We were not charged with developing criteria for determining when and for what purposes to establish personal data systems. It is doubtful that any such criteria are feasible or warranted. Our inquiry, however, has prompted us to make cautionary observations to those who must decide whether, when, and how to establish automated personal data systems.
The general proposition that records and record-keeping systems are desirable and useful does not necessarily apply to every system. Some data systems appear to serve no clearly defined purpose; some appear to be overly ambitious in scale; others are poorly designed; and still others contain inaccurate data.
Each time a new personal data system is proposed (or expansion of an existing system is contemplated) those responsible for the activity the system will serve, as well as those specifically charged with designing and implementing the system, should answer explicitly such questions as:
What purposes will be served by the system and the data to be collected?
How might the same purposes be accomplished without collecting these data?
If the system is an administrative personal data system, are the proposed data items limited to those necessary for making required administrative decisions about individuals as individuals?
Is it necessary to store individually identifiable personal data in computer-accessible form, and, if so, how much?
Is the length of time proposed for retaining the data in identifiable form warranted by their anticipated uses?
A careful consideration of questions such as these might avert the establishment of some systems. Even if a proposed system survives a searching examination of the need for it, the very process should at least suggest limitations on the collection and storage of data.
Formalized administrative procedures and requirements should be followed to assure that questions about the purposes, scope, and utility of systems are raised and confronted before systems are established or enlarged. Members of the public should also have an opportunity to comment on systems before they are created.

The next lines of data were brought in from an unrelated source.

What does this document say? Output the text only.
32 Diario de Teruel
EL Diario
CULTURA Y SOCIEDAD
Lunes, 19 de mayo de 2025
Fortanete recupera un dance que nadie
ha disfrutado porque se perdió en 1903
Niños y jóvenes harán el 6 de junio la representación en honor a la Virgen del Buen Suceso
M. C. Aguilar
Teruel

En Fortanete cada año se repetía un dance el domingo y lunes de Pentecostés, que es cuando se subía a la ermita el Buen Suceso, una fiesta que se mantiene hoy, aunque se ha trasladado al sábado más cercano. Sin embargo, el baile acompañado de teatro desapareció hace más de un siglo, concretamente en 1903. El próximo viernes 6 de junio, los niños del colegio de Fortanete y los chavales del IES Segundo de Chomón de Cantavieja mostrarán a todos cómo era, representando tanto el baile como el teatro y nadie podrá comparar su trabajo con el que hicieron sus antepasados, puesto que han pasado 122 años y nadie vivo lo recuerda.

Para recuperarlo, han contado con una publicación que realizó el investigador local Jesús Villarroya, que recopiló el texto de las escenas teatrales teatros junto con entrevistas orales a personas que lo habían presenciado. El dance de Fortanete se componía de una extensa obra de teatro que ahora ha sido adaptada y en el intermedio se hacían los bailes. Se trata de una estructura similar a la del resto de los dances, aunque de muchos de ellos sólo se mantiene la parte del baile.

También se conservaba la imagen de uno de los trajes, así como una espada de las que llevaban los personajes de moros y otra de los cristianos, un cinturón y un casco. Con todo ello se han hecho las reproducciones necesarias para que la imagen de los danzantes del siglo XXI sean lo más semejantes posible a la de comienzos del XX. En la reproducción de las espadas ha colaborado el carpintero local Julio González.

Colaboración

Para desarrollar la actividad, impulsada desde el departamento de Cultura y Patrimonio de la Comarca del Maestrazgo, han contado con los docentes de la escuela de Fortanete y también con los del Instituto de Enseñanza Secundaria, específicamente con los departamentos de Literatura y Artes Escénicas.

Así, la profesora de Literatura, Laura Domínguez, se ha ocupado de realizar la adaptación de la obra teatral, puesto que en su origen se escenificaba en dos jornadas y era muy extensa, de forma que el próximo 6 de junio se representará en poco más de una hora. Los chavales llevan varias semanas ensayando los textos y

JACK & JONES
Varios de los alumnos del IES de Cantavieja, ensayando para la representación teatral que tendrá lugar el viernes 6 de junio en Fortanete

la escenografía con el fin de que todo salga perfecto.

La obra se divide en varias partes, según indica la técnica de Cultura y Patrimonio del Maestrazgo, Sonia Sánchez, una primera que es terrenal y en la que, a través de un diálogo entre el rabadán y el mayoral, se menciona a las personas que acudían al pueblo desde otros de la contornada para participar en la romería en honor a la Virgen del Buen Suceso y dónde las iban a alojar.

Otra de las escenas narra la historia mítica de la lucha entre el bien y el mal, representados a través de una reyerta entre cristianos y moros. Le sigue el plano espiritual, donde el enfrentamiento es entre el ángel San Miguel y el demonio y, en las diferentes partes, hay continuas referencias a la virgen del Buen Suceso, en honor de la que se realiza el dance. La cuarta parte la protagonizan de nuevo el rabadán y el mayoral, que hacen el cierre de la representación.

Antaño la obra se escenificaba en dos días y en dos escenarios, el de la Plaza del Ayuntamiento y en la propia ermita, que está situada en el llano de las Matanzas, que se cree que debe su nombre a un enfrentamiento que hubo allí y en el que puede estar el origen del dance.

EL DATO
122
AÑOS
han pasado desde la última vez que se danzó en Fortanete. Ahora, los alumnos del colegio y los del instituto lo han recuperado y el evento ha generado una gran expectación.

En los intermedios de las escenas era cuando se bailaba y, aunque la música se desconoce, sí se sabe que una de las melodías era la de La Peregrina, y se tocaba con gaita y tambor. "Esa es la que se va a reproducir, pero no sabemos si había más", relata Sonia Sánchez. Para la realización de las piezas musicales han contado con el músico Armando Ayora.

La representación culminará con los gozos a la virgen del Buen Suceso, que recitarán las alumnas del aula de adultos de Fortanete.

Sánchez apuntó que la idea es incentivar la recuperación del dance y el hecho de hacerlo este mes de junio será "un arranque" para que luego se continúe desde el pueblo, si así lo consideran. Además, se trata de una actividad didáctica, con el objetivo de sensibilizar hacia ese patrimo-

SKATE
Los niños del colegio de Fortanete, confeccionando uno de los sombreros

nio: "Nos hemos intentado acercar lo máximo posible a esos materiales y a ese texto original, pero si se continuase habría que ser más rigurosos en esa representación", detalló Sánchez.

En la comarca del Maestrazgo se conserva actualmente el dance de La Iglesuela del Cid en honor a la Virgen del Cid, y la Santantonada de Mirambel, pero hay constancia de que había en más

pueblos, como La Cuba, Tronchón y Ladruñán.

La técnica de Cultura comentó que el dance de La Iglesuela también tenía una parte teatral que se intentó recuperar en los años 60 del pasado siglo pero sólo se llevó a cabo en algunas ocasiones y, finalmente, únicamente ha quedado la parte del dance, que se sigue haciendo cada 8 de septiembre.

It is especially important that such procedures be followed whenever data collection requirements, imposed by any Federal department or agency on States, other grantees, or regulated organizations, are likely to result in the creation or enlargement of personal data systems. In our view, any such data collection requirement should be established by regulations adopted after the public has been given an opportunity to comment, rather than by less formal means, such as program guidelines or manuals. Adoption of a regulation also forces a Federal agency to go through a formal process of internal justification and executive review. In the case of Federal data-collection requirements, the notice of any proposed regulation should contain a clear explanation of why each item of data is to be collected and why it must be collected and stored in identifiable form, if such is proposed.